A14B-06
Observational Constraints on Glyoxal Production from Isoprene Oxidation and Its Contribution to Organic Aerosol Over the Southeast United States
Monday, 14 December 2015: 17:15
3004 (Moscone West)
Jingyi Li1, Jingqiu Mao1, Kyung-Eun Min2, Rebecca A Washenfelder3, Steven S Brown3, Jennifer Kaiser4, Frank N Keutsch5, Glenn M Wolfe6, Thomas F Hanisco6, Ilana B Pollack7, Thomas B Ryerson7, Martin Graus8, Jessica Gilman9, Brian M Lerner3, Carsten Warneke3, Joost A De Gouw10, Ann M Middlebrook3, Barron H Henderson11, Vaishali Naik12, Fabien Paulot5 and Larry Wayne Horowitz13, (1)Princeton University, Princeton, NJ, United States, (2)Organization Not Listed, Washington, DC, United States, (3)NOAA Boulder, Boulder, CO, United States, (4)University of Wisconsin- Madison, Madison, WI, United States, (5)Harvard University, Cambridge, MA, United States, (6)NASA Goddard Space Flight Center, Greenbelt, MD, United States, (7)NOAA, Boulder, CO, United States, (8)Cooperative Institute for Research in Environmental Sciences, Boulder, CO, United States, (9)NOAA ESRL, Boulder, CO, United States, (10)NOAA Earth System Research Lab, Boulder, CO, United States, (11)University of Florida, Ft Walton Beach, FL, United States, (12)UCAR/GFDL, Princeton, NJ, United States, (13)Geophysical Fluid Dynamics Laboratory, Princeton, NJ, United States
Abstract:
We use observations from the NOAA Southeast Nexus (SENEX) aircraft campaign, evaluated with a nudged global chemistry-climate model, to better understand the sources and sinks of glyoxal over the Southeast United States.

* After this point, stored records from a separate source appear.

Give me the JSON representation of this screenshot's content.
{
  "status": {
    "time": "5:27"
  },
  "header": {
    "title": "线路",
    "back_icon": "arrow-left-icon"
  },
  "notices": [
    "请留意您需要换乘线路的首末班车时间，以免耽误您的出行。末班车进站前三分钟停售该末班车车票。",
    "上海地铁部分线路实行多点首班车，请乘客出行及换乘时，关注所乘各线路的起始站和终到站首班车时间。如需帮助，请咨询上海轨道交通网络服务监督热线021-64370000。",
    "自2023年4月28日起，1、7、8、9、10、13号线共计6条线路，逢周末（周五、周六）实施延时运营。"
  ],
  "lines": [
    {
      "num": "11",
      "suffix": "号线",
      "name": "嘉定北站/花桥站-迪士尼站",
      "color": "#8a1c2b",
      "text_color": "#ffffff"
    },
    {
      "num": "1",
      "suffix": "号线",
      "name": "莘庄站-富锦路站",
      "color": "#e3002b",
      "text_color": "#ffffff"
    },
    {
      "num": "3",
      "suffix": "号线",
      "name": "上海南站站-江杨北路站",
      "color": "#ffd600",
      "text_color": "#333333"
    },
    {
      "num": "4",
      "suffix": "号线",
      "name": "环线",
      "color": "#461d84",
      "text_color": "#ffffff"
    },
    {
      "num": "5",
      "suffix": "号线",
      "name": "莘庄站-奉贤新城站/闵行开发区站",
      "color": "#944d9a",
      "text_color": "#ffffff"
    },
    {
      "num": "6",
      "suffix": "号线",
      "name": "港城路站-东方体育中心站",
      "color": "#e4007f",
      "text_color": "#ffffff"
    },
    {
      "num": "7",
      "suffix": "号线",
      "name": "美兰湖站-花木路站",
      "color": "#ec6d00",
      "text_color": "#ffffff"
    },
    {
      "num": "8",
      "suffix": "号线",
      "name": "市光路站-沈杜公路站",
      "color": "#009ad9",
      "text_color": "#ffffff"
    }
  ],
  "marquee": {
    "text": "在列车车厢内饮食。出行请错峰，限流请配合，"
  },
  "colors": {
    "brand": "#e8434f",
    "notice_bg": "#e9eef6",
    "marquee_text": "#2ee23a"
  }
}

We find that the model with an isoprene oxidation mechanism that does not account for δ-hydroxyl peroxy radicals (δ-ISOPO2), can better reproduce the observed vertical profiles of glyoxal and HCHO, as well as their correlation (RGF) in the continental boundary layer. The suppression of δ-ISOPO2 is consistent with recent theoretical and laboratory studies, reflecting different fates of δ-ISOPO2 under chamber conditions (NO > 100 ppbv) vs. ambient conditions (NO ~ 0.1 ppbv). By including a reactive uptake of glyoxal in the model (γglyx=2.9×10-3), we find that this improves modeled glyoxal in the surface layer but leads to an underestimate of glyoxal above the surface. We estimate an upper limit (1.0 μg/m3) for SOA contributed by glyoxal uptake by aerosols and clouds in the boundary layer of this region. Our work highlights several uncertainties in current chemical mechanisms on glyoxal production from isoprene oxidation under high and low NOx conditions, which may lead to large biases in the estimates of its contribution to SOA formation. Further investigation on these pathways is warranted to quantify the sources and sinks of glyoxal in regional and global scales.